Though Cianci spends ample air time complaining about the current administration, he also has broken news.

In the fall, he revealed how a handcuffed, breaking-and-entering suspect had been beaten by a Providence police officer in a parking lot — an assault caught on video by a nearby building's security camera. Prosecutors convened a grand jury, and a detective was indicted in February on a felony assault charge.

This month, Cianci conducted the first extensive interview of the beating victim, interspersing sympathetic questions with attacks on the police department — the same force tarnished under Cianci's administration by a scandal over cheating on a promotional exam.

"Where are our U.S. senators? Where's our congressmen? Why aren't they calling the Justice Department to get involved in this?" Cianci thundered. "I mean, come on, this is crazy."

He's also a commentator on Rhode Island's ABC television affiliate, where last month he got North Providence Mayor Charles Lombardi to allege on-air that he had been the target of a shakedown attempt over a municipal judgeship appointment.

"I've been there. You've been there too," Cianci said. "It happens."

Cianci's barbs are often personal, sometimes petty, reflecting a desire to preserve a legacy he feels is often disrespected. He tees off repeatedly on Cicilline, derisively calling him the "Teflon mayor" and reminding listeners that Cicilline's brother, a disbarred lawyer, was convicted of shaking down drug-dealing clients. He also repeatedly makes references to the recent drug-related arrests of four Providence police officers and the rape conviction of another.
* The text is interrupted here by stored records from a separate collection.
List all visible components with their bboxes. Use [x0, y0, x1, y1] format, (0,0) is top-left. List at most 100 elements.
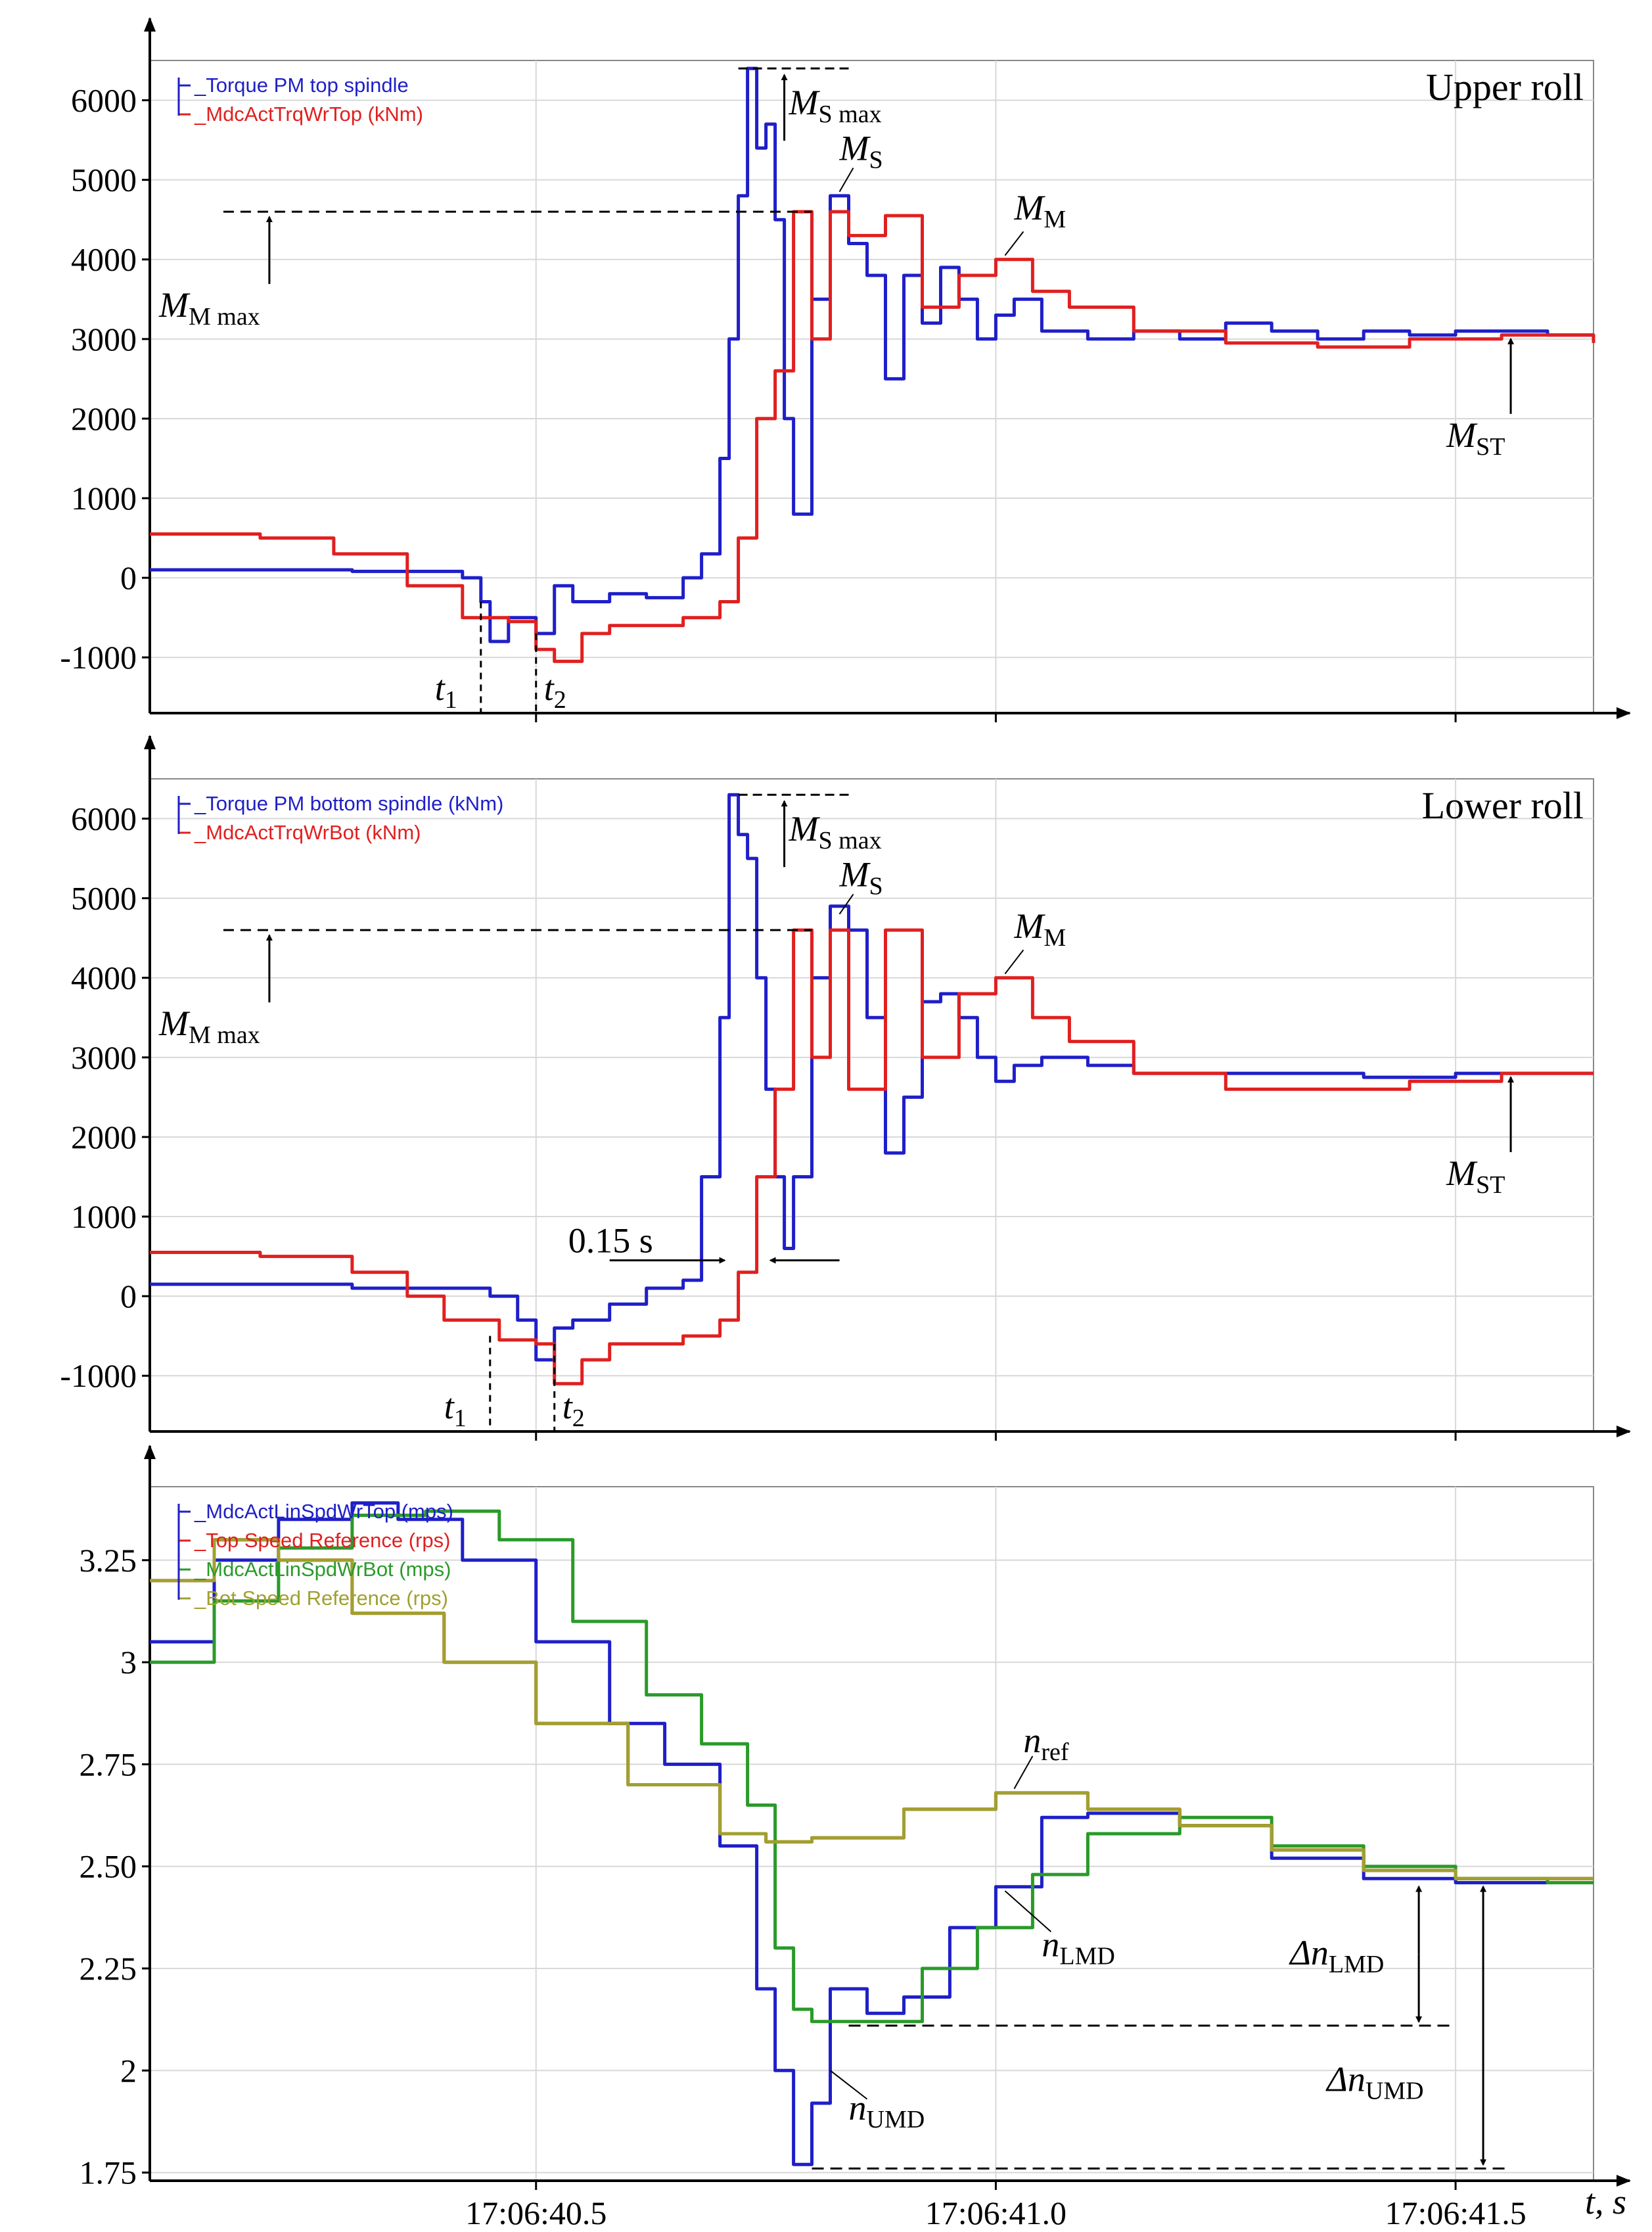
ms-max-label: MS max — [789, 83, 882, 128]
mm-max-label-main: M — [158, 285, 191, 325]
ms-max-label-sub: S max — [819, 101, 882, 128]
mm-label-sub: M — [1044, 206, 1066, 233]
mm-pointer — [1004, 949, 1024, 975]
mst-label: MST — [1446, 415, 1505, 461]
mm-label-main: M — [1013, 188, 1045, 227]
delay-label: 0.15 s — [568, 1221, 653, 1261]
y-tick-label: 1.75 — [80, 2154, 137, 2191]
dn-lmd-label-sub: LMD — [1329, 1951, 1384, 1978]
numd-label-sub: UMD — [867, 2106, 925, 2133]
ms-max-label-main: M — [789, 83, 821, 122]
mm-label-main: M — [1013, 906, 1045, 946]
legend-entry: _MdcActTrqWrTop (kNm) — [194, 103, 423, 126]
y-tick-label: -1000 — [60, 1357, 137, 1394]
plot-frame — [149, 778, 1594, 1432]
mm-label-sub: M — [1044, 924, 1066, 952]
y-tick-label: -1000 — [60, 639, 137, 676]
x-tick-label: 17:06:41.5 — [1385, 2195, 1526, 2231]
mst-label-main: M — [1446, 1153, 1478, 1193]
panel-title: Upper roll — [1426, 66, 1584, 108]
legend-entry: _MdcActTrqWrBot (kNm) — [194, 821, 421, 844]
t2-label: t2 — [562, 1387, 585, 1432]
y-tick-label: 2000 — [71, 1119, 137, 1155]
y-tick-label: 3 — [120, 1644, 137, 1681]
mm-label: MM — [1013, 188, 1066, 233]
t2-label-sub: 2 — [554, 686, 566, 714]
y-tick-label: 5000 — [71, 880, 137, 917]
dn-lmd-label-main: Δn — [1289, 1933, 1329, 1972]
mm-pointer — [1004, 231, 1024, 256]
y-tick-label: 1000 — [71, 1198, 137, 1235]
y-tick-label: 6000 — [71, 82, 137, 119]
y-tick-label: 0 — [120, 559, 137, 596]
y-tick-label: 2.50 — [80, 1848, 137, 1885]
t2-label-main: t — [562, 1387, 574, 1426]
mst-label-sub: ST — [1476, 1171, 1505, 1199]
y-tick-label: 2.75 — [80, 1746, 137, 1782]
ms-max-label-sub: S max — [819, 827, 882, 854]
y-tick-label: 0 — [120, 1278, 137, 1314]
y-tick-label: 3000 — [71, 1039, 137, 1076]
ms-label-sub: S — [869, 872, 883, 900]
dn-lmd-label: ΔnLMD — [1289, 1933, 1384, 1978]
legend-entry: _MdcActLinSpdWrTop (mps) — [194, 1500, 453, 1523]
t2-label: t2 — [544, 668, 566, 714]
t1-label-sub: 1 — [445, 686, 457, 714]
t2-label-main: t — [544, 668, 555, 708]
legend-entry: _MdcActLinSpdWrBot (mps) — [194, 1558, 451, 1581]
nlmd-label-sub: LMD — [1059, 1942, 1114, 1970]
legend-entry: _Top Speed Reference (rps) — [194, 1529, 450, 1552]
ms-label: MS — [839, 854, 883, 900]
t1-label-sub: 1 — [454, 1405, 467, 1432]
y-tick-label: 2.25 — [80, 1950, 137, 1987]
mm-label: MM — [1013, 906, 1066, 952]
y-tick-label: 1000 — [71, 480, 137, 517]
y-tick-label: 4000 — [71, 241, 137, 278]
mst-label-main: M — [1446, 415, 1478, 455]
y-tick-label: 4000 — [71, 960, 137, 996]
mst-label: MST — [1446, 1153, 1505, 1199]
ms-max-label: MS max — [789, 809, 882, 854]
x-tick-label: 17:06:40.5 — [465, 2195, 607, 2231]
legend-entry: _Torque PM bottom spindle (kNm) — [194, 792, 503, 815]
ms-max-label-main: M — [789, 809, 821, 849]
nref-label: nref — [1023, 1721, 1069, 1766]
panel-3: 1.75 2 2.25 2.50 2.75 3 3.25 _MdcActLinSpdWrTop… — [80, 1445, 1631, 2231]
x-axis-label: t, s — [1585, 2182, 1626, 2221]
numd-label: nUMD — [849, 2088, 925, 2133]
t1-label-main: t — [435, 668, 446, 708]
nref-pointer — [1013, 1755, 1034, 1790]
ms-label-main: M — [839, 854, 871, 894]
dn-umd-label: ΔnUMD — [1325, 2059, 1423, 2104]
numd-label-main: n — [849, 2088, 867, 2127]
legend-entry: _Torque PM top spindle — [194, 74, 409, 97]
ms-label: MS — [839, 128, 883, 174]
mm-max-label-sub: M max — [189, 303, 260, 331]
mm-max-label-main: M — [158, 1004, 191, 1043]
t1-label: t1 — [435, 668, 457, 714]
ms-label-main: M — [839, 128, 871, 168]
numd-pointer — [829, 2070, 868, 2100]
series-line-blue — [150, 793, 1594, 1362]
panel-2: -1000 0 1000 2000 3000 4000 5000 6000 _Torque PM… — [60, 735, 1631, 1441]
mm-max-label-sub: M max — [189, 1021, 260, 1049]
nref-label-main: n — [1023, 1721, 1041, 1760]
y-tick-label: 5000 — [71, 162, 137, 198]
y-tick-label: 3.25 — [80, 1542, 137, 1579]
series-line-olive — [150, 1538, 1594, 1880]
y-tick-label: 6000 — [71, 801, 137, 837]
legend-entry: _Bot Speed Reference (rps) — [194, 1587, 448, 1610]
nlmd-pointer — [1004, 1890, 1052, 1932]
t2-label-sub: 2 — [572, 1405, 585, 1432]
y-tick-label: 2 — [120, 2052, 137, 2089]
t1-label: t1 — [444, 1387, 467, 1432]
y-tick-label: 2000 — [71, 400, 137, 437]
plot-frame — [149, 60, 1594, 714]
panel-1: -1000 0 1000 2000 3000 4000 5000 6000 _Torque PM… — [60, 17, 1631, 722]
dn-umd-label-sub: UMD — [1365, 2077, 1424, 2104]
ms-label-sub: S — [869, 146, 883, 174]
mm-max-label: MM max — [158, 1004, 260, 1049]
ms-pointer — [838, 167, 854, 193]
y-tick-label: 3000 — [71, 321, 137, 358]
"They talk about the new Providence as opposed to the old Providence. I kind of like the old Providence. They try to come in with all this stuff: 'The old Providence sucked, it was no good,'" Cianci lamented in one typical riff.

"That was the Providence where we built malls, where we relocated rivers ... where there weren't the potholes that there are today."

Cicilline and Police Chief Dean Esserman declined to comment. Cicilline typically refuses to engage Cianci, referring to him simply as "my predecessor."

Elected in 1974, Cianci was forced from office 10 years later after admitting he assaulted a man he believed was having an affair with his estranged wife. His weapons were a lit cigarette, an ashtray and a fireplace log.

Cianci won re-election in 1990, but was convicted in 2002 of presiding over vast City Hall corruption that included an FBI tape of his right-hand-man accepting cash bribes.

He remains popular with many Rhode Islanders who praise him for a gregarious and accessible demeanor and credit him for revitalizing a once-downtrodden Providence. His Facebook page of roughly 5,000 friends is full of fawning messages from supporters.

"I will not believe all the crap they say about you and defend you any chance I get," one wrote. Said another: "I listen to you everyday, your insight is amazing."

Though he craved — and often received — affection as mayor, Cianci professes not to care if someone doesn't like his show. Enough people do, he says.

"Listen to somebody else, listen to another radio station," Cianci scoffed one recent afternoon, applying makeup in preparation for a TV appearance later in the day. "What do you want from me? We have the highest-rated show. Apparently it's working."